Geçtiğimiz hafta boyunca Gazze'deki çatışmaların her iki tarafından da çarpıcı haberler, iddialar ve videolar geldi.

Hafta, İsrail ordusunun Filistinlilerin iç çamaşırlarına kadar soyularak şehir yıkıntıları arasında yürütüldüklerini gösteren birkaç video yayınlamasıyla başladı. İsrail'in PR makinesi Filistinlilerin tepkisini görmezden geldi.

Birçok Filistinli ve bağımsız gözlemci bu kişilerin savaş kanunlarına aykırı bir şekilde alenen aşağılanan siviller olduğu konusunda ısrar etse de İsrail ısrarla bu kişilerin Hamas savaşçıları olduğunu ve sözde toplu teslim olmalarının Filistinli grubun sonunun yakın olduğunu gösterdiğini iddia etti.

Hamas ise her zamanki gibi davasını, İsrailli işgalcilere karşı sürekli ve sayısız başarılarını teyit ettiğini iddia eden ve çoğunlukla zırhlı araçlara vurulan darbeleri gösteren video yayınlarıyla (istenen etkileri arttırmak için ustalıkla kurgulanmış) desteklemeye devam etti.

Ardından İsrail'i şaşkına çeviren ve Hamas'ın çöküşün eşiğinde olduğuna dair resmi söylemine büyük bir soru işareti ekleyen haberler geldi. Önce Salı günü Gazze'nin Şucaiye mahallesinde düzenlenen tek bir operasyonda dokuz İsrail askeri öldürüldü. Bu şoku Cuma günü bir başkası izledi ve İsrail ordusu ellerinde beyaz bayrak olmasına rağmen düşman zannettiği üç İsrailli esiri öldürdüğünü itiraf etti.

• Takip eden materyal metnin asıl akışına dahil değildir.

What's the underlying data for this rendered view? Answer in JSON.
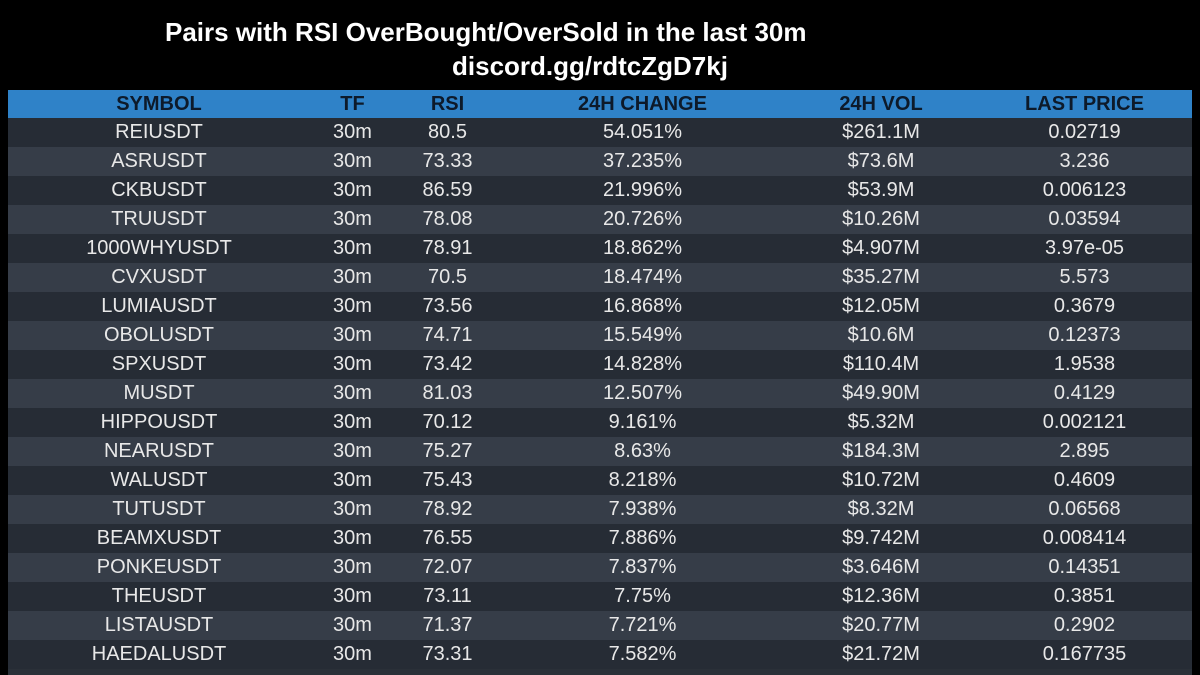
{
  "header": {
    "title": "Pairs with RSI OverBought/OverSold in the last 30m",
    "subtitle": "discord.gg/rdtcZgD7kj"
  },
  "table": {
    "columns": [
      "SYMBOL",
      "TF",
      "RSI",
      "24H CHANGE",
      "24H VOL",
      "LAST PRICE"
    ],
    "rows": [
      [
        "REIUSDT",
        "30m",
        "80.5",
        "54.051%",
        "$261.1M",
        "0.02719"
      ],
      [
        "ASRUSDT",
        "30m",
        "73.33",
        "37.235%",
        "$73.6M",
        "3.236"
      ],
      [
        "CKBUSDT",
        "30m",
        "86.59",
        "21.996%",
        "$53.9M",
        "0.006123"
      ],
      [
        "TRUUSDT",
        "30m",
        "78.08",
        "20.726%",
        "$10.26M",
        "0.03594"
      ],
      [
        "1000WHYUSDT",
        "30m",
        "78.91",
        "18.862%",
        "$4.907M",
        "3.97e-05"
      ],
      [
        "CVXUSDT",
        "30m",
        "70.5",
        "18.474%",
        "$35.27M",
        "5.573"
      ],
      [
        "LUMIAUSDT",
        "30m",
        "73.56",
        "16.868%",
        "$12.05M",
        "0.3679"
      ],
      [
        "OBOLUSDT",
        "30m",
        "74.71",
        "15.549%",
        "$10.6M",
        "0.12373"
      ],
      [
        "SPXUSDT",
        "30m",
        "73.42",
        "14.828%",
        "$110.4M",
        "1.9538"
      ],
      [
        "MUSDT",
        "30m",
        "81.03",
        "12.507%",
        "$49.90M",
        "0.4129"
      ],
      [
        "HIPPOUSDT",
        "30m",
        "70.12",
        "9.161%",
        "$5.32M",
        "0.002121"
      ],
      [
        "NEARUSDT",
        "30m",
        "75.27",
        "8.63%",
        "$184.3M",
        "2.895"
      ],
      [
        "WALUSDT",
        "30m",
        "75.43",
        "8.218%",
        "$10.72M",
        "0.4609"
      ],
      [
        "TUTUSDT",
        "30m",
        "78.92",
        "7.938%",
        "$8.32M",
        "0.06568"
      ],
      [
        "BEAMXUSDT",
        "30m",
        "76.55",
        "7.886%",
        "$9.742M",
        "0.008414"
      ],
      [
        "PONKEUSDT",
        "30m",
        "72.07",
        "7.837%",
        "$3.646M",
        "0.14351"
      ],
      [
        "THEUSDT",
        "30m",
        "73.11",
        "7.75%",
        "$12.36M",
        "0.3851"
      ],
      [
        "LISTAUSDT",
        "30m",
        "71.37",
        "7.721%",
        "$20.77M",
        "0.2902"
      ],
      [
        "HAEDALUSDT",
        "30m",
        "73.31",
        "7.582%",
        "$21.72M",
        "0.167735"
      ]
    ]
  },
  "colors": {
    "background": "#000000",
    "header_row": "#2f82c8",
    "row_odd": "#262c35",
    "row_even": "#363d48",
    "text": "#ffffff"
  }
}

Peki Gazze'de gerçekte neler oluyor?

Haftalar önce tahmin edemediğimiz bir şey değil: Savaş, kazanımların küçük ve yavaş, kayıpların ise büyük olabildiği tam ölçekli şehir savaşının zor, öngörülemez ve kanlı bir aşamasına girdi.

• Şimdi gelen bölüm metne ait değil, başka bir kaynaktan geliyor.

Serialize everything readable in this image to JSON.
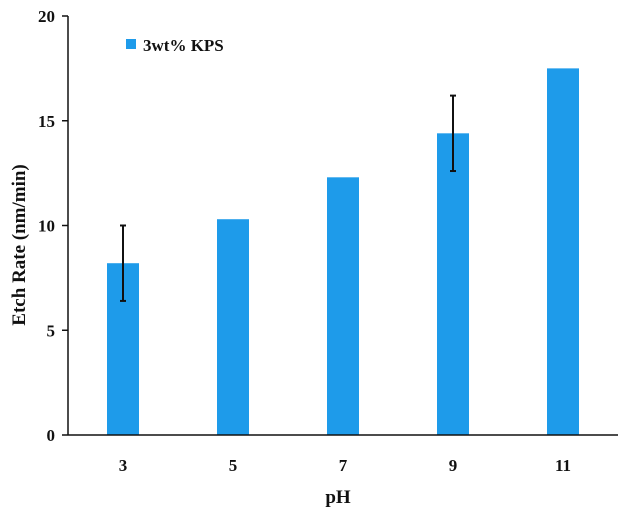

Eski şehirlerin dar ve sıkışık sokaklarında savaşmanın, savaşın en zor yönlerinden biri olduğu bilinmektedir. Klasik askeri teori, ana kuvvet ilerlemeye ve toprak almaya devam ederken, savunulan şehirlerin sadece direnişçilerin kaçmasını önleyecek kadar güçlü birlikler tarafından kuşatılmasını ve ablukaya alınmasını öngörür.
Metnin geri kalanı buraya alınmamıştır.